Você imaginava que ia conseguir a medalha...

É, porque desde quando eu comecei no esporte, eu sempre me destaquei. No Rio foi diferente, eu não consegui. Porque uma Paralimpíada não é igual a um Parapan, não é igual a um Mundial. Você pode treinar um ciclo, mas se não for o seu momento, se você não estiver preparado para receber aquela medalha, você não recebe. O Rio fez isso comigo. Me mostrou que a gente tem que dar valor às coisas. Fiquei no sexto lugar, quase entrei em depressão, mas eu consegui voltar. E quando eu consegui voltar, me destaquei.

Pensou em desistir?

Sim, eu não queria mais o esporte. E aí foi que outros treinadores chegaram e falaram: ‘você não pode desistir. Você nasceu para ser atleta’. Foi o que eu mais escutei na minha vida. Hoje eu acredito. Na verdade, eu sempre duvidei muito dos meus potenciais. Principalmente pelo fato de eu ter TDAH, então eu sempre falei: ‘nossa, eu sou muito burra’. Mas o esporte me proporcionou coisas que eu jamais imaginei. Que poderia conseguir. Quando eu era mais novinha, tentei me matar, enfim, porque eu questionava muito Deus. Por que eu vim assim? Entende? Acho que todo deficiente passa por esse tipo de dificuldade. De se encontrar, se encaixar, se aceitar. Mas quando você começa a se aceitar e quando você acredita em si, tudo flui. E o principal é se amar e fazer o que se ama. Quando eu entendi que eu amo o esporte, tudo fluiu.

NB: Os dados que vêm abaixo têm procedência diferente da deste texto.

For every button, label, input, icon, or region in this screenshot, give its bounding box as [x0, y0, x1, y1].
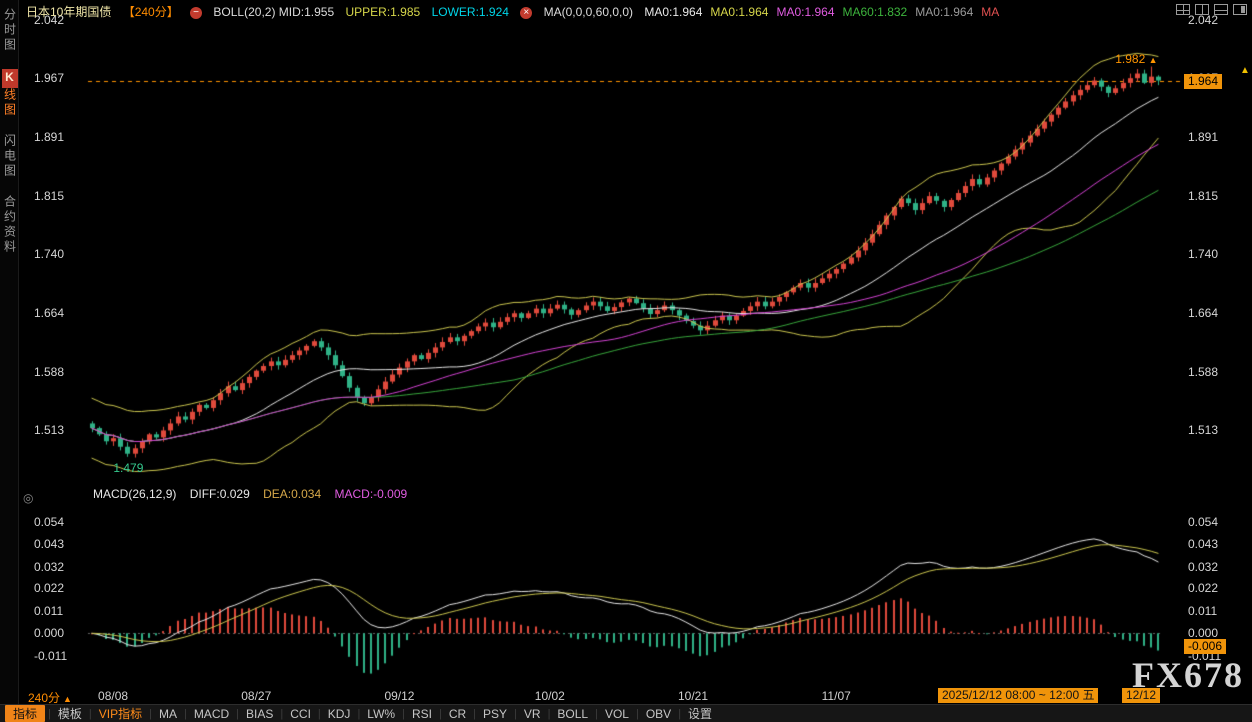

E aí você começou a se amar e hoje é uma das atletas paralímpicas mais seguidas nas redes sociais. Como é essa Raíssa influencer?

Até a Paralimpíada do Rio eu alisava cabelo. Mas sabe quando é tudo muito artificial? Depois da Paralimpíada eu não conseguia me olhar no espelho mais, porque eu não me encontrava. Aí foi que eu fiz a transição capilar, que eu comecei a olhar mais pra mim. Quando eu fui pra São Paulo treinar, tive uma virada de chave na minha auto-estima. Porque eu tinha acabado de cortar o cabelo, tava parecendo um homão, um ‘negão’ fortão. Eu estava treinando muito naquele momento, estava passando por uma transição bem complicada, principalmente no meu corpo. E tudo começou a mudar. Larguei minha família toda em Uberaba. Larguei meu namorado na época. E fui sozinha, eu precisava daquilo. E hoje eu entendo que foi tão necessário, porque comecei a me aceitar de verdade. Com o meu cabelo, com a minha cor. Entendi que não existe só Barbie branca. Existe a Barbie ‘negona’ também. Eu sempre me comparava com as outras pessoas. E hoje eu sinto que se eu me comparar, eu volto pra depressão. Então, eu preciso seguir o meu caminho. As redes sociais me ajudaram muito. Eu achei que eu ia receber muitas críticas, muito hate. Não, pelo contrário. Meus seguidores falam que sou uma inspiração. Eu falo: ‘Não. Vocês que são inspiração pra mim’. Porque eles sempre estão ali. É como se Deus os colocasse.

Voltando ao esporte, a Paris. Você foi prata em Tóquio, mas qual a chance de evoluir para o ouro neste ano?

Vai ser uma competição muito acirrada. Eu não posso te falar: ‘vou pegar o ouro’. Mas vou dar o meu melhor nesse período, nas últimas competições, pra chegar na Paralimpíada e fazer o meu melhor. E se o meu melhor for receber a medalha de ouro, que seja bem-vinda. Mas eu vou atrás de subir ao pódio, independentemente da cor da medalha.

E se não vier nenhuma?

Acho que com a maturidade que eu adquiri durante esse tempo, a experiência dentro do esporte de saber que nem tudo é ganhar, saber respeitar o seu momento, o momento de Deus, sei que isso é o mais importante. Se eu não subir ao pódio, lógico que eu vou ficar muito frustrada, porque eu sou atleta. Nós, atletas, somos treinados para ganhar. Mas acredito que não vou ficar igual a como fiquei no Rio. Acho que eu vou conseguir entender melhor e não desistir, e sim continuar.